Dusting off one of my favorite memes from last year: the Friday predictions. Also, borrowing a stroke of brilliance from the guys at Roll Bama Roll, the The Bocephus Album Cover Worry Index for the Vols ranks a strong The Pressure Is On this week:
An aside -- my reason for not doing the Friday predictions this year stems from last season's Arkansas game for which I made very foolish predictions and called for Tennessee to win despite having looked at the statistical matchups and seeing that the Vols had virtually no chance of victory. I had let blind homerism override logic and it made me uncomfortable, so I've shied away from this in '07... until now.
The difference is that this week, more than ever, I feel we need a strong infusion of homerism, and logic be damned.
So, ignoring the facts that UT's defense is ranked toward the bottom of the SEC in nearly every rush and pass defense category, and that the Vols' run game has been horrid this year, and that UGa features one of the best punt returners in the league while Tennessee's punt coverage has looked like, well, Tennessee's punt coverage... presenting the Friday predictions.
1. Georgia gets zero punt return yards Saturday -- And the insanity begins. This prediction is not based on any ill-conceived notion that UT's punt coverage will be so improved that UGa's Mikey Henderson won't have room to run, but rather the hope that Britton Colquitt will be smart enough to keep the ball far, far away from Henderson. I personally know of more than a dozen people -- myself included -- who have vowed they'll "lose it" if Georgia returns a kick for a TD, and after the DeSean Jackson and Brandon James fiascoes, I hope Colquitt has learned. Kick it out of bounds, straight out of bounds if necessary, but don't let Henderson field the ball.
2. LaMarcus Coker gains over 150 total yards -- I remarked to some friends before the Ark St. game that I'd lfor the Vols to be more creative with guys like Coker and Creer, specifically that I'd like to see the coaches put Coker in the slot and see what he can do. The first time they did it, Coker caught a 27 yard pass and might have scored if he didn't trip over himself. I'm not claiming a stroke of brilliance on my part, in fact, the opposite. It's the obvious thing to do: put your playmakers in position to make plays. Tennessee has guys with dynamic abilities, and they have got to come up big for the offense to really be effective. Coker is the right guy to start with.
3. Jonathan Hefney plays like Jonathan Hefney -- This one is a little hard to quantify, but I think we all know what it means. We've been waiting all year for Hefney to play like the All-American candidate he was hyped to be in the preseason... but for some reason, be it pressure, trying too hard to compensate for the young players around him, damage to the part of his brain where "tackling" was stored, whatever, Hef just hasn't been himself this year (or even what most people would call "good"). Tennessee needs Hefney to be good this week. That doesn't mean he has to do everything, it just means he needs to play his responsibilities and tackle people like he did all last year.

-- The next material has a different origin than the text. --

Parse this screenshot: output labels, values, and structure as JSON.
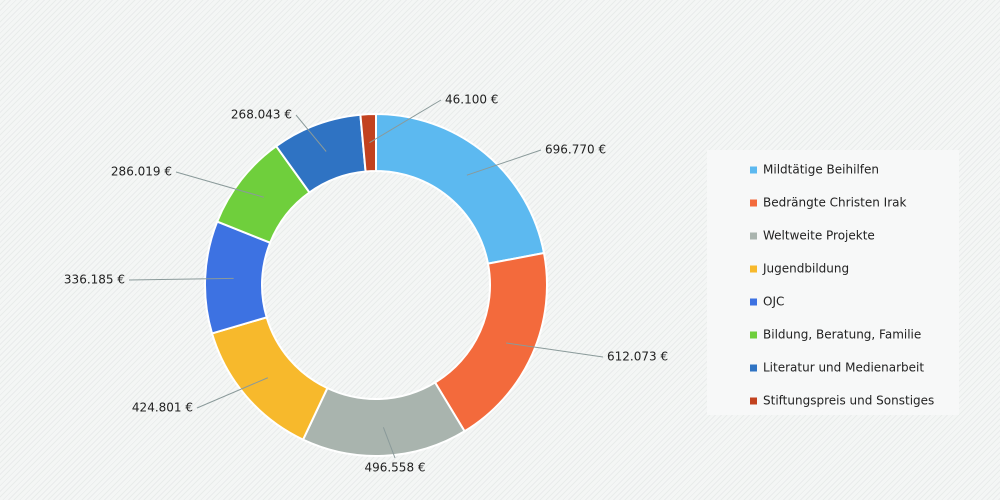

Not looking like a Tennessee fainting goat on punt returns would be a bonus, too.
If those things happen, well, I'll probably quit my day job and move to Vegas. But if anything resembling those points happens -- solid special teams, a few big plays, and solid defensive play for the leaders on that side of the ball -- and Tennessee could be one of the teams in the driver's seat of the SEC East on Sunday morning.
So I'm calling for a Vols win, 34-31. Probably unrealistic and homeristic, but there it is. Look for a review of these predictions Sunday or Monday.